Vivimos tiempos cínicos. Es difícil escribir así. Intentar escribir bien, vamos. Pasan los días y a cada amanecer te descubres más débil: a más razones para pegarle un grito al cielo, menos aire sientes en los pulmones. Cuando te des cuenta, te has dejado arrastrar cómodamente por la inercia de lo irremediable. Se requiere de una fe inquebrantable para otorgarle a 2021 el beneficio de la duda.
¿Cómo llegamos hasta aquí? Bueno, tomamos malas decisiones. O la mayoría lo hizo por nosotros. Quedamos en manos de líderes nauseabundos o poco adiestrados en otra gama que no sea la del populismo. Luego tuvimos mala suerte. Aunque yo prefiero pensar que más bien, durante un siglo tuvimos la fortuna de esquivar una de estas pandemias cuyas consecuencias relativizan los daños causados por huracanes, terremotos, explosiones y calamidades anuales. Ha sido largo, desgastante y disparejo.
La pregunta no es si saldremos de esta, porque la respuesta es fácil: claro que sí. Siempre hemos salido. La cuestión real es más profunda y si cabe, dolorosa. ¿Por lo menos seremos mejores después de todo esto? Imágenes en todo el mundo: desde el asalto de supremacistas blancos al Capitolio hasta el estadio de Mazatlán, poblado por miles de voluntarios encantados de acudir al matadero y salir de éste en calidad de potenciales armas biológicas andantes, responden por sí mismas.
El futbol, o lo que queda de éste, sigue jugando a la rueda de San Miguel. Se disputan ligas, copas, copas de la liga, ligas de naciones y eliminatorias varias como si nada. Equipos enteros contagiados, técnicos sin tiempo de trabajar más allá de la recuperación postpartido y la relajación pre partido.
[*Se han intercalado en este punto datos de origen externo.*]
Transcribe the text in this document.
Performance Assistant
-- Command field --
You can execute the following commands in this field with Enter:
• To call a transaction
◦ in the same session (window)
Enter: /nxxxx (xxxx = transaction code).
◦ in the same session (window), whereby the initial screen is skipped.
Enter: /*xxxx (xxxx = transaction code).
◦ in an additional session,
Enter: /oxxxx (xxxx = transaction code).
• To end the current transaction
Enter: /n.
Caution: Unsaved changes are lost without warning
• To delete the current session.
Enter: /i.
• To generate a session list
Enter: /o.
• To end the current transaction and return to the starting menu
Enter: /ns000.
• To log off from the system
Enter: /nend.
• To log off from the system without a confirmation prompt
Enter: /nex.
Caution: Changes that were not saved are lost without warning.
A la mitad, futbolistas exhaustos y sin la preparación que otorga la pretemporada, ni mucho menos el impulso que ofrece la afición para encontrar el extra de combustión cuando el tanque se vacía. A estas alturas ya solo festeja los goles la minoría que aún no se ha parado a reflexionar cuál es el punto de hacerlo.
Sobrevivimos de un futbol fantasma que no sacrifica ni un partido por el bien del más elemental espectáculo. Mientras los avances tecnológicos han permitido que los jugadores del FIFA cada día se parezcan más a los reales; el retroceso ético del juego ha conseguido que un partido en la consola: con sus gráficas y ambiente artificiales sea ya casi indistinguible de un futbol de cada vez menos carne y más hueso, y al que ya se hace difícil llamarle real.